Rafael Fonseca, MD: How can you improve on that? Now, it should be said that when you have clinical trials that have patients with 1 to 3 prior relapses, you might have more aggressive biology than the patient who is already in the sixth and seventh relapse, because just by the definition you have somehow shown that you can get to that line of therapy. I don’t necessarily think of it differently. It’s just very active. The results are really showing the CR [complete response], so we can talk more about this. But I think this is for the early relapse, 1 to 3 prior lines of therapy like INSPIRE and all those trials. We obviously want to push further, and maybe we’ll talk about that with MRD [minimal residual disease]-positive patients. And why not, even in the future frontline therapy, we saw some data presented here. But I think the data presented were really exciting. Again, a follow-up to what we saw at the ASH meeting. That has the real potential of displacing what would be the treatment for the first relapse over the next 5 years. We’ll have to see how that plays out, and what are we going to do with the other drugs? If they work even better post-CAR T cells, then the summation of all of that might even be better. We’ll have to see how that plays out.

Ajai Chari, MD: There’s the theoretical concern that when we’re using exhausted, beat-up patients’ T cells, and moving them up front, could there be a risk? So far, CARTITUDE-2 reassures us by saying up front for the early part of it, we’re not seeing much. I’m curious if anybody’s concerned about more delayed issues in terms of up front with the follow-up we have.

Krina Patel MD: I think the toxicity piece will be about the infections and what are we doing in terms of risk-benefit. The more patients who end up getting a deeper response, if you get a 100% CR rate, we’re done, and it wins. But I think there are certain toxicities, like the neurotoxicity, things like that, if we really can make sure they’re OK, then I think this replaces that.

Ajai Chari, MD: What about secondary malignancies, which is brought up?

Krina Patel MD: We do see secondary malignancies in these really relapsed/refractory patients, even with fludarabine, Cytoxan [cyclophosphamide]; it’s a lot lower dose than high-dose melphalan. Again, some of these trials are going to use Len [lenvatinib] maintenance. And so, this question does lenalidomide add to that secondary malignancy? Definitely, these are things that we need to look at. As of right now, I don’t think so. I think it’ll be less, just based on the dose of the alkylating agent, and this really is the cell doing it, but again, we need data.

Ajai Chari, MD: I think it’s easy to get accelerated approval because it’s such a dire need, but the ability to move it to the front, we really need typically randomized studies to put it in context.

Cristina Gasparetto, MD: There was an interesting presentation from Moffitt [Cancer Center], on real-life CAR T cells.

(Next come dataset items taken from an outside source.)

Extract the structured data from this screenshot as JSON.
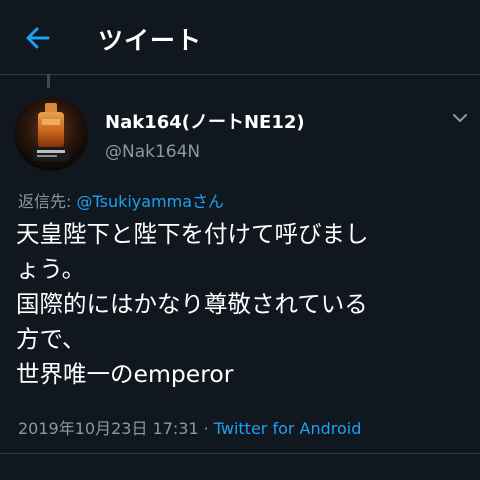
{
  "header": {
    "title": "ツイート",
    "back_icon": "arrow-left-icon"
  },
  "tweet": {
    "author": {
      "display_name": "Nak164(ノートNE12)",
      "handle": "@Nak164N"
    },
    "reply": {
      "prefix": "返信先: ",
      "mention": "@Tsukiyammaさん"
    },
    "text_lines": [
      "天皇陛下と陛下を付けて呼びまし",
      "ょう。",
      "国際的にはかなり尊敬されている",
      "方で、",
      "世界唯一のemperor"
    ],
    "timestamp": "2019年10月23日 17:31",
    "separator": "·",
    "source": "Twitter for Android"
  },
  "colors": {
    "background": "#10171e",
    "accent": "#1da1f2",
    "secondary_text": "#8899a6",
    "divider": "#2f3a44"
  }
}
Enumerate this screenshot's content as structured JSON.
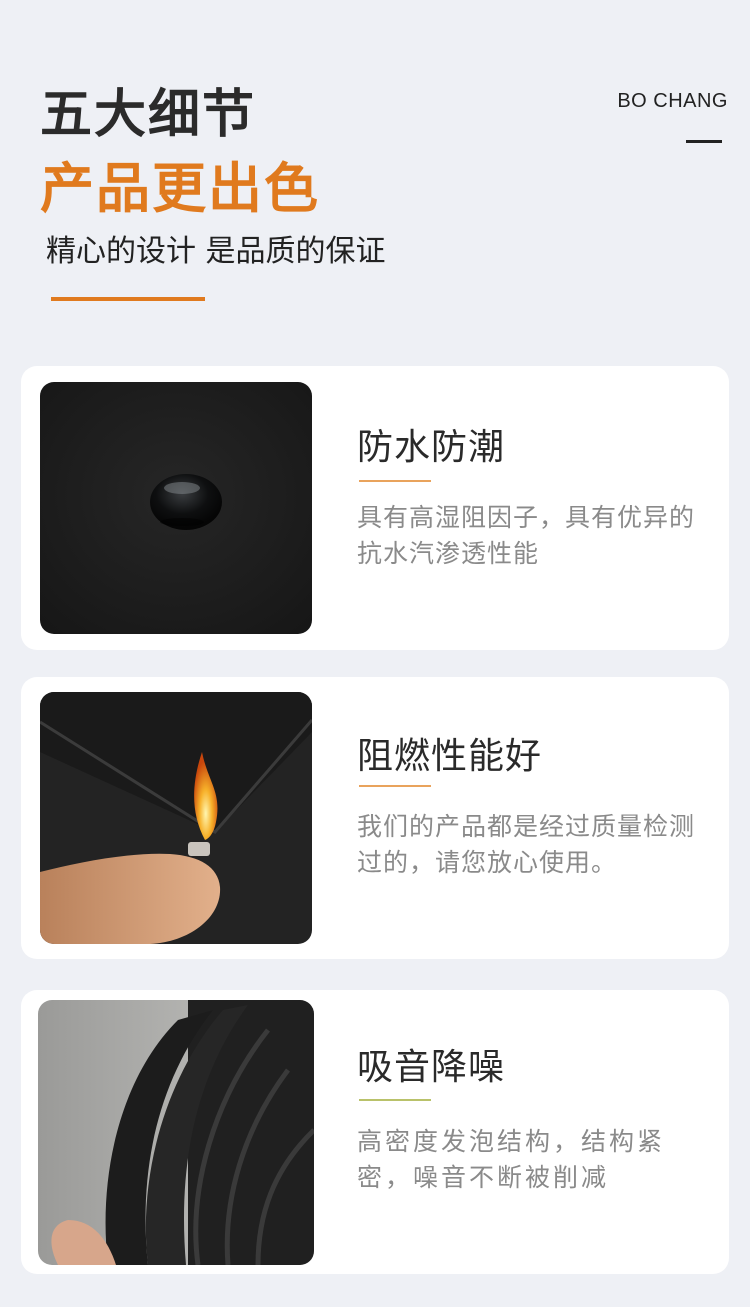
{
  "header": {
    "title_line1": "五大细节",
    "title_line2": "产品更出色",
    "subtitle": "精心的设计 是品质的保证",
    "brand": "BO CHANG",
    "accent_color": "#e07a1e"
  },
  "features": [
    {
      "title": "防水防潮",
      "description": "具有高湿阻因子，具有优异的抗水汽渗透性能",
      "image": "black-foam-water-droplet-photo"
    },
    {
      "title": "阻燃性能好",
      "description": "我们的产品都是经过质量检测过的，请您放心使用。",
      "image": "lighter-flame-on-foam-photo"
    },
    {
      "title": "吸音降噪",
      "description": "高密度发泡结构，结构紧密，噪音不断被削减",
      "image": "rolled-foam-tube-photo"
    }
  ]
}
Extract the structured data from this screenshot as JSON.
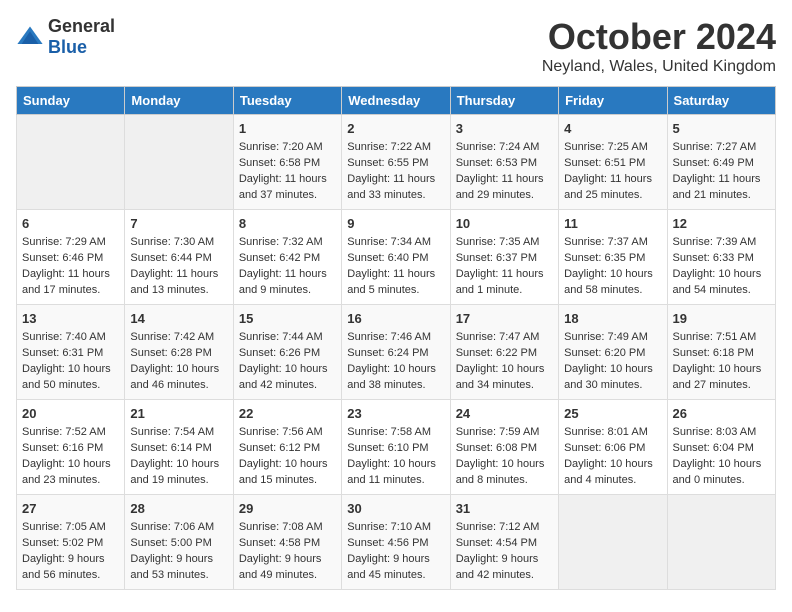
{
  "header": {
    "logo_general": "General",
    "logo_blue": "Blue",
    "title": "October 2024",
    "location": "Neyland, Wales, United Kingdom"
  },
  "days_of_week": [
    "Sunday",
    "Monday",
    "Tuesday",
    "Wednesday",
    "Thursday",
    "Friday",
    "Saturday"
  ],
  "weeks": [
    [
      {
        "day": "",
        "empty": true
      },
      {
        "day": "",
        "empty": true
      },
      {
        "day": "1",
        "sunrise": "7:20 AM",
        "sunset": "6:58 PM",
        "daylight": "11 hours and 37 minutes."
      },
      {
        "day": "2",
        "sunrise": "7:22 AM",
        "sunset": "6:55 PM",
        "daylight": "11 hours and 33 minutes."
      },
      {
        "day": "3",
        "sunrise": "7:24 AM",
        "sunset": "6:53 PM",
        "daylight": "11 hours and 29 minutes."
      },
      {
        "day": "4",
        "sunrise": "7:25 AM",
        "sunset": "6:51 PM",
        "daylight": "11 hours and 25 minutes."
      },
      {
        "day": "5",
        "sunrise": "7:27 AM",
        "sunset": "6:49 PM",
        "daylight": "11 hours and 21 minutes."
      }
    ],
    [
      {
        "day": "6",
        "sunrise": "7:29 AM",
        "sunset": "6:46 PM",
        "daylight": "11 hours and 17 minutes."
      },
      {
        "day": "7",
        "sunrise": "7:30 AM",
        "sunset": "6:44 PM",
        "daylight": "11 hours and 13 minutes."
      },
      {
        "day": "8",
        "sunrise": "7:32 AM",
        "sunset": "6:42 PM",
        "daylight": "11 hours and 9 minutes."
      },
      {
        "day": "9",
        "sunrise": "7:34 AM",
        "sunset": "6:40 PM",
        "daylight": "11 hours and 5 minutes."
      },
      {
        "day": "10",
        "sunrise": "7:35 AM",
        "sunset": "6:37 PM",
        "daylight": "11 hours and 1 minute."
      },
      {
        "day": "11",
        "sunrise": "7:37 AM",
        "sunset": "6:35 PM",
        "daylight": "10 hours and 58 minutes."
      },
      {
        "day": "12",
        "sunrise": "7:39 AM",
        "sunset": "6:33 PM",
        "daylight": "10 hours and 54 minutes."
      }
    ],
    [
      {
        "day": "13",
        "sunrise": "7:40 AM",
        "sunset": "6:31 PM",
        "daylight": "10 hours and 50 minutes."
      },
      {
        "day": "14",
        "sunrise": "7:42 AM",
        "sunset": "6:28 PM",
        "daylight": "10 hours and 46 minutes."
      },
      {
        "day": "15",
        "sunrise": "7:44 AM",
        "sunset": "6:26 PM",
        "daylight": "10 hours and 42 minutes."
      },
      {
        "day": "16",
        "sunrise": "7:46 AM",
        "sunset": "6:24 PM",
        "daylight": "10 hours and 38 minutes."
      },
      {
        "day": "17",
        "sunrise": "7:47 AM",
        "sunset": "6:22 PM",
        "daylight": "10 hours and 34 minutes."
      },
      {
        "day": "18",
        "sunrise": "7:49 AM",
        "sunset": "6:20 PM",
        "daylight": "10 hours and 30 minutes."
      },
      {
        "day": "19",
        "sunrise": "7:51 AM",
        "sunset": "6:18 PM",
        "daylight": "10 hours and 27 minutes."
      }
    ],
    [
      {
        "day": "20",
        "sunrise": "7:52 AM",
        "sunset": "6:16 PM",
        "daylight": "10 hours and 23 minutes."
      },
      {
        "day": "21",
        "sunrise": "7:54 AM",
        "sunset": "6:14 PM",
        "daylight": "10 hours and 19 minutes."
      },
      {
        "day": "22",
        "sunrise": "7:56 AM",
        "sunset": "6:12 PM",
        "daylight": "10 hours and 15 minutes."
      },
      {
        "day": "23",
        "sunrise": "7:58 AM",
        "sunset": "6:10 PM",
        "daylight": "10 hours and 11 minutes."
      },
      {
        "day": "24",
        "sunrise": "7:59 AM",
        "sunset": "6:08 PM",
        "daylight": "10 hours and 8 minutes."
      },
      {
        "day": "25",
        "sunrise": "8:01 AM",
        "sunset": "6:06 PM",
        "daylight": "10 hours and 4 minutes."
      },
      {
        "day": "26",
        "sunrise": "8:03 AM",
        "sunset": "6:04 PM",
        "daylight": "10 hours and 0 minutes."
      }
    ],
    [
      {
        "day": "27",
        "sunrise": "7:05 AM",
        "sunset": "5:02 PM",
        "daylight": "9 hours and 56 minutes."
      },
      {
        "day": "28",
        "sunrise": "7:06 AM",
        "sunset": "5:00 PM",
        "daylight": "9 hours and 53 minutes."
      },
      {
        "day": "29",
        "sunrise": "7:08 AM",
        "sunset": "4:58 PM",
        "daylight": "9 hours and 49 minutes."
      },
      {
        "day": "30",
        "sunrise": "7:10 AM",
        "sunset": "4:56 PM",
        "daylight": "9 hours and 45 minutes."
      },
      {
        "day": "31",
        "sunrise": "7:12 AM",
        "sunset": "4:54 PM",
        "daylight": "9 hours and 42 minutes."
      },
      {
        "day": "",
        "empty": true
      },
      {
        "day": "",
        "empty": true
      }
    ]
  ],
  "labels": {
    "sunrise": "Sunrise:",
    "sunset": "Sunset:",
    "daylight": "Daylight:"
  }
}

They showed that if you had received BCMA [B-cell maturation antigen] before, the patients were not doing very well, but they do well if they receive CAR T cells and then you put them on a bispecific.

Krina Patel MD: We’re going to present that for ASH because we’re getting more data. The response rate for the real world was 86%, which was phenomenal to see, and these are 77% of patients who wouldn’t have gone on the KarMMa trial. The PFS [progression-free survival] was a little lower, around 8.9 months, even though the average number of cells was 415 million. We did have a lot of patients with extramedullary disease and a lot of disease going in. However, if you had a prior BCMA, which is about 35 patients, and now we have about 45, that was the one multivariate where your response rate was still around 76% but your PFS was lower, around 5.8 months. But again, coming back to Rafael’s point, there were patients mostly who had ADCs [antibody-drug conjugates], but also bispecifics, and a few who got CAR T before, and the PFS was different. We haven’t reported it yet. Our paper is about to come out, but there was a difference. However, we need to look at timing. We need to look at how long they were on those drugs and what kind of response they had before. I think some of those numbers are small. We can skew it, but I agree with you that we have to look at it a bit more.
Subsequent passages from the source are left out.